Pneumonia, ARI, Bronchiolitis


Background: Acute respiratory infections (ARI) is one of the leading causes of under 5 mortality globally and in India. India accounts for 20% of deaths globally due to pneumonia. Reviewing the prevalence and profile of pneumonia admissions in a tertiary care hospital will reflect the burden in the community and thereby help to plan optimal use of resources and adopting proper preventive measures. Aim of study was to identify prevalence, various risk factors involved, morbidity and mortality of acute respiratory infections in children 2 months to 5 years old.

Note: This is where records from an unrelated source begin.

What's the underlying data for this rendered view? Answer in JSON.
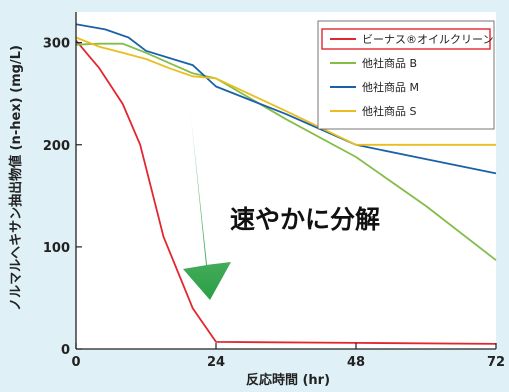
{
  "chart_data": {
    "type": "line",
    "title": "",
    "xlabel": "反応時間 (hr)",
    "ylabel": "ノルマルヘキサン抽出物値 (n-hex) (mg/L)",
    "xlim": [
      0,
      72
    ],
    "ylim": [
      0,
      330
    ],
    "xticks": [
      0,
      24,
      48,
      72
    ],
    "yticks": [
      0,
      100,
      200,
      300
    ],
    "x_tick_labels": [
      "0",
      "24",
      "48",
      "72"
    ],
    "y_tick_labels": [
      "0",
      "100",
      "200",
      "300"
    ],
    "grid": false,
    "legend_position": "top-right",
    "annotation": "速やかに分解",
    "series": [
      {
        "name": "ビーナス®オイルクリーン",
        "color": "#e3262d",
        "highlight": true,
        "x": [
          0,
          4,
          8,
          11,
          15,
          20,
          24,
          48,
          72
        ],
        "y": [
          302,
          275,
          240,
          200,
          110,
          40,
          7,
          6,
          5
        ]
      },
      {
        "name": "他社商品 B",
        "color": "#85bd4a",
        "x": [
          0,
          4,
          8,
          12,
          16,
          20,
          24,
          36,
          48,
          60,
          72
        ],
        "y": [
          298,
          299,
          299,
          290,
          280,
          270,
          265,
          225,
          188,
          140,
          87
        ]
      },
      {
        "name": "他社商品 M",
        "color": "#1a61a8",
        "x": [
          0,
          5,
          9,
          12,
          16,
          20,
          24,
          36,
          48,
          60,
          72
        ],
        "y": [
          318,
          313,
          305,
          292,
          285,
          278,
          257,
          230,
          200,
          186,
          172
        ]
      },
      {
        "name": "他社商品 S",
        "color": "#e9be1e",
        "x": [
          0,
          4,
          8,
          12,
          16,
          20,
          24,
          36,
          48,
          60,
          72
        ],
        "y": [
          305,
          296,
          290,
          284,
          275,
          267,
          265,
          233,
          200,
          200,
          200
        ]
      }
    ]
  }
}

Methods: A prospective observational study conducted at a tertiary care teaching hospital of southern Tamil Nadu, India over a period of 18 months (January 2016 to June 2017). All cases between the age group of 2 months to 5 years admitted to Paediatric department were included in the study. Demographic and clinical features were recorded. Statistical analysis was done using SPSS version 22.0.

Results: A total of 2793 children were included, of which the prevalence of acute respiratory infection was 10.95% (306 children). Pneumonia was the most common diagnosis (38.5%) followed by bronchiolitis (15.3%). Mortality rate was 5.9% among the ARI cases. There was a significant influence of exclusive breast feeding and malnutrition over the morbidity and mortality of ARI cases.

Conclusions: Identifying ARI cases with risk factors for developing severe and very severe pneumonia and children with risk factors for high mortality need to be referred to tertiary care centres as early as possible for better outcome.